The S&P 500 has had its best gaining streak since March, largely because of pleasantly surprising employment data and investors taking a short break from worrying about Europe (thanks largely to ECB Chairman Mario Draghi's "whatever it takes" assurances). With most indices trading towards the high end of their year to date highs, it is obvious that many investors have started considering taking profits, and there is nothing wrong with that. In this world, as long as you make money, you are good.
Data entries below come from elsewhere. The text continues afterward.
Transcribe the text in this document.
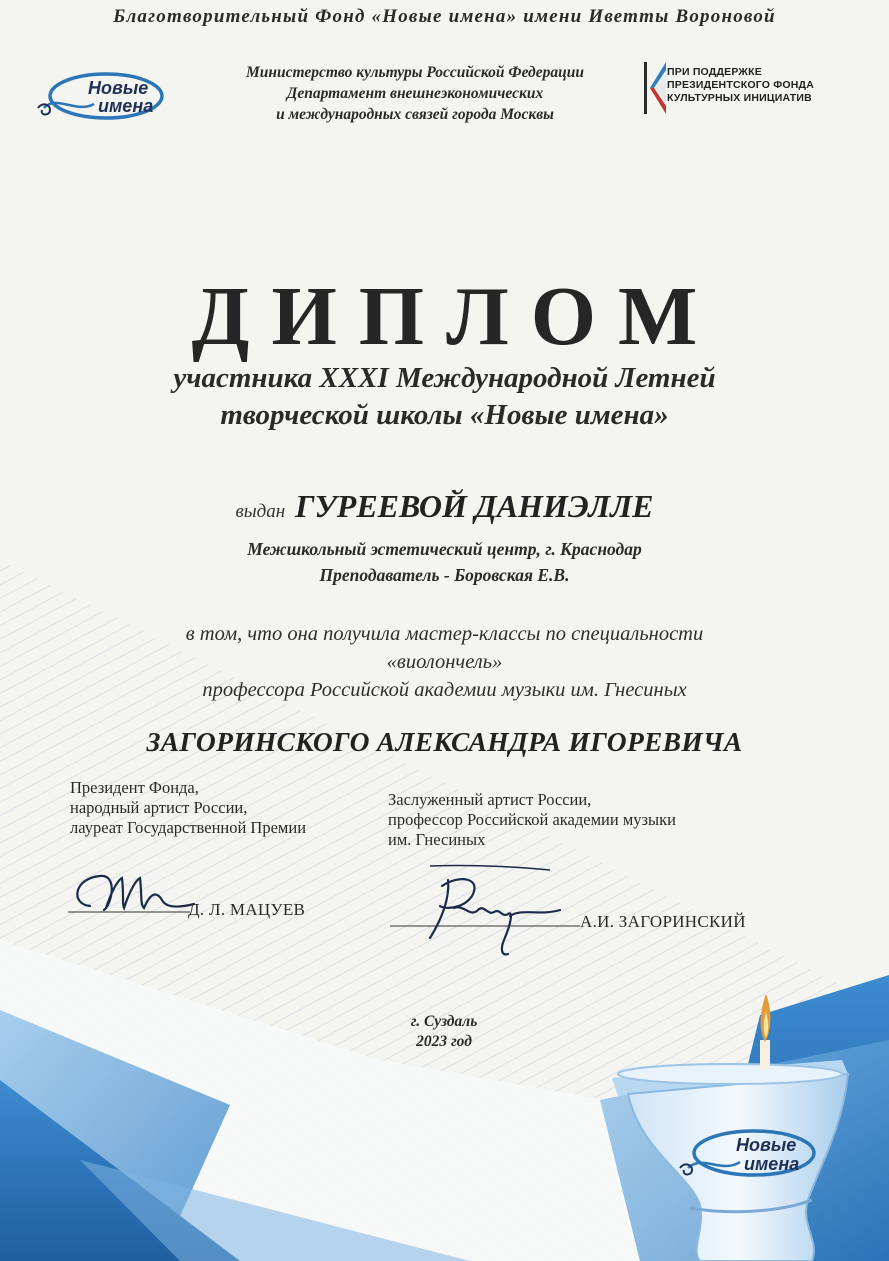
Благотворительный Фонд «Новые имена» имени Иветты Вороновой
Новые
имена
Министерство культуры Российской Федерации
Департамент внешнеэкономических
и международных связей города Москвы
ПРИ ПОДДЕРЖКЕ
ПРЕЗИДЕНТСКОГО ФОНДА
КУЛЬТУРНЫХ ИНИЦИАТИВ
ДИПЛОМ
участника XXXI Международной Летней
творческой школы «Новые имена»
выдан ГУРЕЕВОЙ ДАНИЭЛЛЕ
Межшкольный эстетический центр, г. Краснодар
Преподаватель - Боровская Е.В.
в том, что она получила мастер-классы по специальности
«виолончель»
профессора Российской академии музыки им. Гнесиных
ЗАГОРИНСКОГО АЛЕКСАНДРА ИГОРЕВИЧА
Президент Фонда,
народный артист России,
лауреат Государственной Премии
Д. Л. МАЦУЕВ
Заслуженный артист России,
профессор Российской академии музыки
им. Гнесиных
А.И. ЗАГОРИНСКИЙ
г. Суздаль
2023 год
Новые
имена
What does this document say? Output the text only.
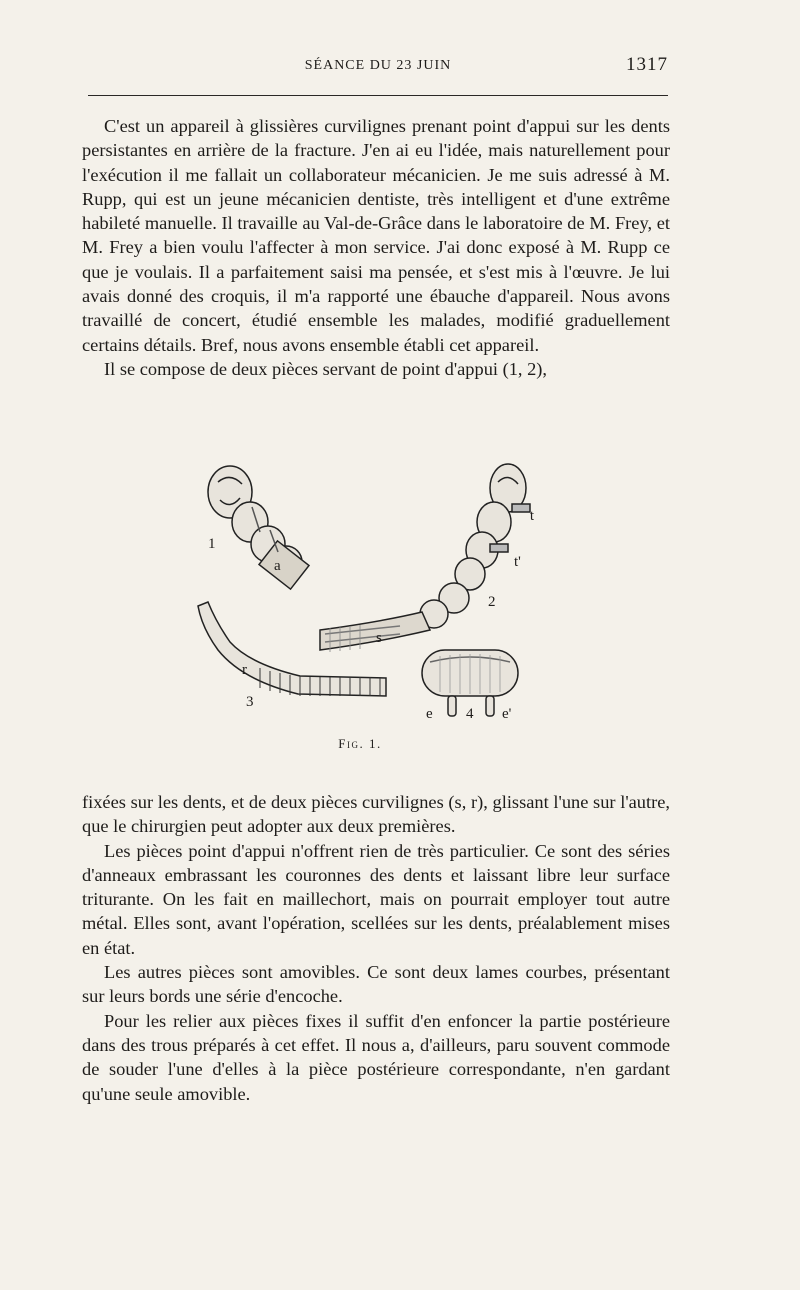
SÉANCE DU 23 JUIN	1317

C'est un appareil à glissières curvilignes prenant point d'appui sur les dents persistantes en arrière de la fracture. J'en ai eu l'idée, mais naturellement pour l'exécution il me fallait un collaborateur mécanicien. Je me suis adressé à M. Rupp, qui est un jeune mécanicien dentiste, très intelligent et d'une extrême habileté manuelle. Il travaille au Val-de-Grâce dans le laboratoire de M. Frey, et M. Frey a bien voulu l'affecter à mon service. J'ai donc exposé à M. Rupp ce que je voulais. Il a parfaitement saisi ma pensée, et s'est mis à l'œuvre. Je lui avais donné des croquis, il m'a rapporté une ébauche d'appareil. Nous avons travaillé de concert, étudié ensemble les malades, modifié graduellement certains détails. Bref, nous avons ensemble établi cet appareil.

Il se compose de deux pièces servant de point d'appui (1, 2),

1
a
t
t'
2
s
r
3
e 4 e'
Fig. 1.

fixées sur les dents, et de deux pièces curvilignes (s, r), glissant l'une sur l'autre, que le chirurgien peut adopter aux deux premières.

Les pièces point d'appui n'offrent rien de très particulier. Ce sont des séries d'anneaux embrassant les couronnes des dents et laissant libre leur surface triturante. On les fait en maillechort, mais on pourrait employer tout autre métal. Elles sont, avant l'opération, scellées sur les dents, préalablement mises en état.

Les autres pièces sont amovibles. Ce sont deux lames courbes, présentant sur leurs bords une série d'encoche.

Pour les relier aux pièces fixes il suffit d'en enfoncer la partie postérieure dans des trous préparés à cet effet. Il nous a, d'ailleurs, paru souvent commode de souder l'une d'elles à la pièce postérieure correspondante, n'en gardant qu'une seule amovible.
There is no need to be too greedy, because one could fall flat on the face and hit the floor if the feet are not kept on the ground.
Obviously, and I have reiterated in my other writings, even if the market falls, there are stocks that have good quarters coming ahead of them in the long term or are related to the economic recovery at the macro level -- short term market panic is not the right reason to sell such investments (especially on losses), unless of course, you have a better and guaranteed idea to bet on.
Nevertheless, there is one stock which I believe has potential for further appreciation even at these high levels of S&P 500: Sprint (S) -- probably the best turnaround story of 2012.
Previous Price Points
I have been recommending Sprint since June, and the rate of return since each price point is significantly high:
- 06/22/2012, at $3.26: The Thing About Sprint
- 07/19/2012, at $3.71: Sprint Is On The Right Track
- 07/26/2012, at $4.05: Revisiting Sprint Near $4 And My Next Stop
Back To Sprint
Sorry for the important digression.
On August 9 2012, I had put a 10% trailing stop for half my position (there is a rule that I usually follow, and it goes "always sell half on a double"), which I have decided to remove today.
It is very likely that the Europe fear might suddenly rear its head and the market gets punched in the gut due to Fiscal Cliff talks or rumors. But there are still several catalysts in favor of Sprint, even at August highs that suggest not to be overly concerned about protective or defensive strategies at the moment.
Let us revisit Sprint near its 52 week high, and evaluate both catalysts and risks.
- Sprint's most recent quarter showed two important aspects of progress. After a really long while, Sprint showed organic growth -- the company's growth in Average Revenue Per User has increased and margins improved.
- Sprint improved its outlook, increasing EBITDA guidance for 2012.
- Sprint's Network Vision project is on track and has not put additional stress on the company's balance sheet (something that many investors, including me, were very concerned about). Progress and news updates from the company about this project are extremely important, because the whole turnaround story kind of depends on this plan from a fiduciary and the company's growth sustainability standpoint.
- The Nextel sunset has not been horrible, or I should say, "bloody." In fact, the company retained many customers and converted to its existing product line plans.
- The stock is trading closer to 52 week highs, and options activity suggest that investors are expecting a break out.
- Sprint's M&A executive, Keith Cowan, will leave the company on September 30 2012. According to this report, he was known for a tough deal making style and well capable of upsetting a few people on Wall Street. His departure is further evidence that Sprint is not afraid to evolve and improve. Not to undermine Keith's achievement or imply his involvement in past failed deals, but we all know that Sprint's performance in the merger and acquisitions department has not been that good. The Nextel "merger" felt like the company anchored itself to a sinking ship that was chained to a boulder and dropped into the sea.
- Call it lazy journalism, but I am inclined to say that underperformance of most of the above catalysts in the near future becomes an immediate threat to the stock's appreciation.
- Downward consumer trends in the Prepaid space could be a huge impact for Sprint.
So far, the Prepaid market has been kind to Sprint and its competitors and is likely to remain so, but consumer trends change -- sometimes too fast to comprehend -- and a growth market could end up being obsolete in no time. I don't see this happening anytime soon, but Sprint's shareholders must always track consumer trends in Prepaid, Postpaid or any other new disruptive markets or technology in the entire wireless carrier industry.
- As previously stated in other Sprint related articles, keep an eye on Sprint's competitors' actions -- especially AT&T (T) and Verizon (VZ) -- and Sprint's own capital spending. I suggest to monitor free cash flow levels of the company on a quarterly basis, or whenever announced otherwise.
According to Pete Najarian of optionMONSTER, call activity in Sprint's August call options suggests a bullish bet that Sprint will be trading higher by the third week of August. There were big volumes of August calls trading in Sprint, especially at the 5-strike.
But frankly, bullish technicals are for traders, not investors. I believe that Sprint's turnaround is real, and I respect management for its efforts. At this point, we should be eagerly waiting for a spirited "high-five" (pun intended) from Sprint, and my next stop for reevaluating my Sprint position is now increased to the $5.25-$5.50 range.